Oleg Dubnov, Vice-President and Executive Director at Skolkovo’s Energy Efficiency Cluster, is also a member of the Board of Directors at Russian power company Rosseti. In 2011-2015, he served as Director for Power Engineering in Polyus Gold (2011-2015), where he was in charge of the power supply of upstream assets and power asset management. Previously he was Advisor to the Chairman of the Board at RusHydro, General Director at Far Eastern Energy Management Company, and Executive Director at Unified Energy System of Russia (RAO UES). He engaged in projects related to power engineering restructuring and long-term programs for the Far East electric power systems development.

Editor’s note on Russia’s policies with regards to the Paris Agreement:

Climate Action Tracker (CAT), an international independent scientific analysis that tracks government climate action, gives Russia a rating of “Critically Insufficient” with regards to the agreed Paris Agreement aims of limiting global warming.

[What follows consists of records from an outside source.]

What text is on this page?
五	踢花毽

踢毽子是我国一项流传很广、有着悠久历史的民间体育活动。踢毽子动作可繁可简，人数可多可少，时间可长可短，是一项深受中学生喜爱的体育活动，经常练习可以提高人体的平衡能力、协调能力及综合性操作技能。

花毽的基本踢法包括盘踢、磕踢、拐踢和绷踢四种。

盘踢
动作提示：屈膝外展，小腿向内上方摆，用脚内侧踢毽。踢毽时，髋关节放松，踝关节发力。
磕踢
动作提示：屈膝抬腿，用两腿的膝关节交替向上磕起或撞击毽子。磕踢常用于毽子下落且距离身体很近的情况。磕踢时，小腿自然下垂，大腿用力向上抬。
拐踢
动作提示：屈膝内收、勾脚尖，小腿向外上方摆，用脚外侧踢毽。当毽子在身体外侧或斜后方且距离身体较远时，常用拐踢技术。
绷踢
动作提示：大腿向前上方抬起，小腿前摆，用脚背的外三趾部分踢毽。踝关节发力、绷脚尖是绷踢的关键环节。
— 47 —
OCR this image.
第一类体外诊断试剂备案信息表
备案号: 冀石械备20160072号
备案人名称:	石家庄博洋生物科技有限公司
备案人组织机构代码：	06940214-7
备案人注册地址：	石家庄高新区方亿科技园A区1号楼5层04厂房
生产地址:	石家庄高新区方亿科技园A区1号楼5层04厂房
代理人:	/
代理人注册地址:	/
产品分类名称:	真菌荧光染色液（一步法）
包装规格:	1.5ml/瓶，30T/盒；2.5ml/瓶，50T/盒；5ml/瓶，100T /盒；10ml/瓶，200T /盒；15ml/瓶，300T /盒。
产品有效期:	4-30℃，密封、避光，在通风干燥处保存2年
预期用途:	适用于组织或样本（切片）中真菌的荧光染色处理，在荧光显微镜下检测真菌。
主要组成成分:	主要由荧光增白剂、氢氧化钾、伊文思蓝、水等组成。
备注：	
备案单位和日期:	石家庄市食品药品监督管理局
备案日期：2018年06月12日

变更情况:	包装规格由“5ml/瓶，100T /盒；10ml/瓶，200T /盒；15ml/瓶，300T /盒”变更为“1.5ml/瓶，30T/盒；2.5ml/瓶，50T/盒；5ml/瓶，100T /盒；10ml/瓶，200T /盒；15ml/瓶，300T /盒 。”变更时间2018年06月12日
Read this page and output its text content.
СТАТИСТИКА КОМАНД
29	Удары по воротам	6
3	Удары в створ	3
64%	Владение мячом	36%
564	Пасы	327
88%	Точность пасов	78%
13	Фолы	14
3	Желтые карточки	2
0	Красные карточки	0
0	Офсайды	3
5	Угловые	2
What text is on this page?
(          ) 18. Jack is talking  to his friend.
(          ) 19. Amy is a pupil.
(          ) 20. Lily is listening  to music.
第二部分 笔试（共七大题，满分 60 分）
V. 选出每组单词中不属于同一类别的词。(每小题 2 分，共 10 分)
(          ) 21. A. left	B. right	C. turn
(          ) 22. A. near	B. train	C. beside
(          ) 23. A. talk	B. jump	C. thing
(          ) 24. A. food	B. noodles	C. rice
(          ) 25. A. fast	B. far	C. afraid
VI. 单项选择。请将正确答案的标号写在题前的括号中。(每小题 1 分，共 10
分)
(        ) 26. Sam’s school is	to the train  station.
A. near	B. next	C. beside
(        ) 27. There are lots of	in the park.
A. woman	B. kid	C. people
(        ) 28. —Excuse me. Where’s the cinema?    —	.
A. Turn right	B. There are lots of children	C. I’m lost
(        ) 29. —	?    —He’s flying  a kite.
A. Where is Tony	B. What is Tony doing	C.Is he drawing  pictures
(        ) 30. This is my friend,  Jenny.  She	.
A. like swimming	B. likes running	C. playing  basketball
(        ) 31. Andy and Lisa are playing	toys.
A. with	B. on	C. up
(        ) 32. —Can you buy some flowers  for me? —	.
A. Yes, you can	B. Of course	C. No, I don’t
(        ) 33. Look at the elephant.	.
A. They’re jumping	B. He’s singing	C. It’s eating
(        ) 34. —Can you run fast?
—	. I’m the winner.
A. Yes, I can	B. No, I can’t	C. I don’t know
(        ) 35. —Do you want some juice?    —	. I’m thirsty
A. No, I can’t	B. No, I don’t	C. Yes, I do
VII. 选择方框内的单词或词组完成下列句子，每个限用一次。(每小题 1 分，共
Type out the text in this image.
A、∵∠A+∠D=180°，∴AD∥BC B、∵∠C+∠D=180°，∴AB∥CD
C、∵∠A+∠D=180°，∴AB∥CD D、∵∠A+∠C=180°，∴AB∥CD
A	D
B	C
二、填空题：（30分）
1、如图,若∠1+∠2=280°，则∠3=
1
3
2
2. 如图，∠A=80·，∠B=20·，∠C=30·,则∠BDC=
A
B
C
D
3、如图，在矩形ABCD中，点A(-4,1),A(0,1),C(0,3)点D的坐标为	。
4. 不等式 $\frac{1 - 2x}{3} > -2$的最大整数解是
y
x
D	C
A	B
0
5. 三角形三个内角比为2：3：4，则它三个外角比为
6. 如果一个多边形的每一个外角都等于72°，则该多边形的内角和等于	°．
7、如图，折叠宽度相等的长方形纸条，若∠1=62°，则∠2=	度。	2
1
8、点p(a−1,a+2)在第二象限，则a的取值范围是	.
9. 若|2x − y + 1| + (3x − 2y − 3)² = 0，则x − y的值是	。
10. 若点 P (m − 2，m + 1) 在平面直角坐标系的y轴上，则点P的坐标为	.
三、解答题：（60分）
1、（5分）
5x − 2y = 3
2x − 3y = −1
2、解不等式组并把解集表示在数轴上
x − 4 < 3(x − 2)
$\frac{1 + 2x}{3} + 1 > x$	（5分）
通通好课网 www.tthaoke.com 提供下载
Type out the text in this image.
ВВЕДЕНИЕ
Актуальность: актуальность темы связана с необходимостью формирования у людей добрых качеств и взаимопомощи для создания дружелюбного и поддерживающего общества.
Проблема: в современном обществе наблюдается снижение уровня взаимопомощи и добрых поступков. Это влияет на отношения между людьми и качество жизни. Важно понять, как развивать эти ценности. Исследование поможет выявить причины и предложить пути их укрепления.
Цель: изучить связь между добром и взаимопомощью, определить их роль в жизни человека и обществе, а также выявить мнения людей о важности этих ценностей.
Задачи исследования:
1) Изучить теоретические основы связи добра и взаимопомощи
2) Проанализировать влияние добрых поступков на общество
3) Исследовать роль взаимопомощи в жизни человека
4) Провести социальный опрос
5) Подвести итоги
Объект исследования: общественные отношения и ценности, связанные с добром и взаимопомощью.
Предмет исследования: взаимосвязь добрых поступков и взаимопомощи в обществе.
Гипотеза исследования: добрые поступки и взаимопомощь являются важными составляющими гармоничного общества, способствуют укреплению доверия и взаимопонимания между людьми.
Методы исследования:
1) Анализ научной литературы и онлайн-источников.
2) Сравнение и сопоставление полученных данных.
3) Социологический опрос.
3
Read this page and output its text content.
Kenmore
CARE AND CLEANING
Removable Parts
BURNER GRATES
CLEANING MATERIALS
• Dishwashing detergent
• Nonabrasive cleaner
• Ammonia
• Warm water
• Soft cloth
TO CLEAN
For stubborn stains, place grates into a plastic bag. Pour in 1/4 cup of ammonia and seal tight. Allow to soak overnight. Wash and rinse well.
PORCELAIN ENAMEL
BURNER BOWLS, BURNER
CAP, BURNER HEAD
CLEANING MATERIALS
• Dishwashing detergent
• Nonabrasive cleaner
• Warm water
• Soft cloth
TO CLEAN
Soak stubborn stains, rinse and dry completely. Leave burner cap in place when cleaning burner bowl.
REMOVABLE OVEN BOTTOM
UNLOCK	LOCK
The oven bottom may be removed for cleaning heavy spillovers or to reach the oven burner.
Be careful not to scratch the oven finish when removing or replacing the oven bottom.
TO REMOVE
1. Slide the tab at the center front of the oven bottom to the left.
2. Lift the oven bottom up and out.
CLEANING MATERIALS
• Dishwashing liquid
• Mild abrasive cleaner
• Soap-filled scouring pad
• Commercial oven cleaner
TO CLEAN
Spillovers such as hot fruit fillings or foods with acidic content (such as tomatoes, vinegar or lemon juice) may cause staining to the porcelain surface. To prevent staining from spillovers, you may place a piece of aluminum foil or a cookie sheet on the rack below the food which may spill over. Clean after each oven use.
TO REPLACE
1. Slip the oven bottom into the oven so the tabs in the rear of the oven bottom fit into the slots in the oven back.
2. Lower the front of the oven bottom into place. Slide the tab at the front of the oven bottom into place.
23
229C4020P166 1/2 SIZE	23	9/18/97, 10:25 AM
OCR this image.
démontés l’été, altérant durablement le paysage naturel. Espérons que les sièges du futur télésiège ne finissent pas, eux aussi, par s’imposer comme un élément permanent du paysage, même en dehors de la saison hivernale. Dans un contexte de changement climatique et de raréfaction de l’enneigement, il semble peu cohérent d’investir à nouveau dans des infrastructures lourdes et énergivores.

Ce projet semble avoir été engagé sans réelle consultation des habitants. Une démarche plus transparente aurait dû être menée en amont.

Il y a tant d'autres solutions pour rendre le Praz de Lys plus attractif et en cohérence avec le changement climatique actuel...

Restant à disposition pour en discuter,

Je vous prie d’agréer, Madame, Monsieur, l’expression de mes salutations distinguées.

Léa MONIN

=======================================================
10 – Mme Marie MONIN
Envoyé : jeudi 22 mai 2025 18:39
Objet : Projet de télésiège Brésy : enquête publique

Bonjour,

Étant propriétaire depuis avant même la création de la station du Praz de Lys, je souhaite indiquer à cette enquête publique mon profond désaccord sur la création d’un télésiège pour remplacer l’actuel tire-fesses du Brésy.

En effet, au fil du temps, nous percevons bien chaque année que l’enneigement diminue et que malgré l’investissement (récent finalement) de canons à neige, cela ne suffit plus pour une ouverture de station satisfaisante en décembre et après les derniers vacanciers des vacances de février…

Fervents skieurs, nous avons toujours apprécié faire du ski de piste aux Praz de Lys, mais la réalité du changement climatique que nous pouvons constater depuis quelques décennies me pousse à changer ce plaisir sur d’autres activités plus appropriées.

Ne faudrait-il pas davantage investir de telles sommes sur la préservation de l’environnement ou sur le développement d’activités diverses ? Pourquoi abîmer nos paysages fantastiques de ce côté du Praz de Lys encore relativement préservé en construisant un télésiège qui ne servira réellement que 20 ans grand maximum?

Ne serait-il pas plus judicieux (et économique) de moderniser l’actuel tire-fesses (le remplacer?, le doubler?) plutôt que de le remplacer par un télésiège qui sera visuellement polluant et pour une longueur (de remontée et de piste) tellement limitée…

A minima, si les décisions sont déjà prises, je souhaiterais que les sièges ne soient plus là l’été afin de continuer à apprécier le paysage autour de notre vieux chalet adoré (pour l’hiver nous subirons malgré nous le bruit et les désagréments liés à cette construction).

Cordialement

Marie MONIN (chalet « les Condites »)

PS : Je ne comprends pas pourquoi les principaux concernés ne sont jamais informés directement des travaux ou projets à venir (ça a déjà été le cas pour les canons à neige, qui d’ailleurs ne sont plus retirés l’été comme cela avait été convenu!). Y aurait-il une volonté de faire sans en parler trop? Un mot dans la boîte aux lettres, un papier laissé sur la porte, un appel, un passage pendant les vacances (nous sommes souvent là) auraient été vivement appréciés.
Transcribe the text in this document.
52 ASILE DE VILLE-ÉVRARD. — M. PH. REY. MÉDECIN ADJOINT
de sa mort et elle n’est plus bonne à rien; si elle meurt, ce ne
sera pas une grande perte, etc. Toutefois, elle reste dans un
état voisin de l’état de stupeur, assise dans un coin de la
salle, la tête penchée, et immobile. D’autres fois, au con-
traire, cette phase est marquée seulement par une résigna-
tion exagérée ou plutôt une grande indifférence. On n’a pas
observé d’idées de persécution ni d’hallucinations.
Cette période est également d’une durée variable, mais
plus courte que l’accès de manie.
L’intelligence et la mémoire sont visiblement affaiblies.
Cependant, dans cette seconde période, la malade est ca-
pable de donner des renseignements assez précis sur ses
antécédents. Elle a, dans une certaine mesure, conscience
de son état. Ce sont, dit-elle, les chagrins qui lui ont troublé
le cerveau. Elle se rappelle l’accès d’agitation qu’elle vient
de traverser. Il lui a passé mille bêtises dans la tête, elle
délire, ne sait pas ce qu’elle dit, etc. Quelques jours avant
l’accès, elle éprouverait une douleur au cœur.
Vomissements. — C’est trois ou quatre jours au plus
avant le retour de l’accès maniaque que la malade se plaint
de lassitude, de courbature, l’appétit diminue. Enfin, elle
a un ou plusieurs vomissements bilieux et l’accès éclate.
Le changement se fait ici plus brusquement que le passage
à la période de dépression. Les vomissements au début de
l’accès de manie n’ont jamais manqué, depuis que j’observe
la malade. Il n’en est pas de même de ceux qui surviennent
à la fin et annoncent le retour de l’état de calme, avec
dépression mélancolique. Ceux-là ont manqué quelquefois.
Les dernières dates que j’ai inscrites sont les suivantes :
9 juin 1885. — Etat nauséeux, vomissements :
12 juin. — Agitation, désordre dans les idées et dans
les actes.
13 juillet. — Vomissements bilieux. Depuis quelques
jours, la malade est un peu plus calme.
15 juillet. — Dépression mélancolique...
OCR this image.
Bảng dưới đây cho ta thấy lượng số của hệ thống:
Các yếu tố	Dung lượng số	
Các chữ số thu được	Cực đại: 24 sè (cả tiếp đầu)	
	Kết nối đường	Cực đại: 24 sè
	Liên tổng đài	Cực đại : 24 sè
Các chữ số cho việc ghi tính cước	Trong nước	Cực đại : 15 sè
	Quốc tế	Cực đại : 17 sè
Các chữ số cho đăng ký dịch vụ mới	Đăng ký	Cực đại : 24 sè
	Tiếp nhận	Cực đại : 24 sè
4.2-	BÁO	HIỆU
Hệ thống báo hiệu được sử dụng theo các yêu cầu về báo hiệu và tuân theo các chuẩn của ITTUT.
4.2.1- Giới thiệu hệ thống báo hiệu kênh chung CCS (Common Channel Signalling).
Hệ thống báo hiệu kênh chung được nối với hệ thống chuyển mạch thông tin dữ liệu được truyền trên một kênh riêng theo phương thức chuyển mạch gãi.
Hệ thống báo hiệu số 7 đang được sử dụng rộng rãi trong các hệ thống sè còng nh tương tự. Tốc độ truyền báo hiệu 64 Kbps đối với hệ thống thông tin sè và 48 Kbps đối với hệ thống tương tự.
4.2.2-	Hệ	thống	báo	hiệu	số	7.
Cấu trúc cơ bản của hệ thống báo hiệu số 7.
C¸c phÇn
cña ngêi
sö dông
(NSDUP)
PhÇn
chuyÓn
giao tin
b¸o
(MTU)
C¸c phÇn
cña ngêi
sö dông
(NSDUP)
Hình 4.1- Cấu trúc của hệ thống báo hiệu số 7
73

While conceding it is “more than likely that Russia will achieve both its current Paris Agreement target and its proposed new 2030 target under current policies,” essentially due to the sharp decrease of its emissions in the 1990s, CAT cites “a general lack of action by Russia across the board on climate policy.” In particular, in its newly adopted Energy Strategy to 2035, Russia “continues to focus on expanding its domestic production and consumption of fossil fuels, with a strong emphasis on expanding natural gas exports. Conversely, measures supporting the uptake of renewable energy continue to fall short and Russia is not on track to meet its modest near-term targets.”

In November 2020, President Vladimir Putin signed a decree ordering the Russian government to work towards meeting the Paris Agreement, but stressed any action must be balanced with the need to ensure strong economic development.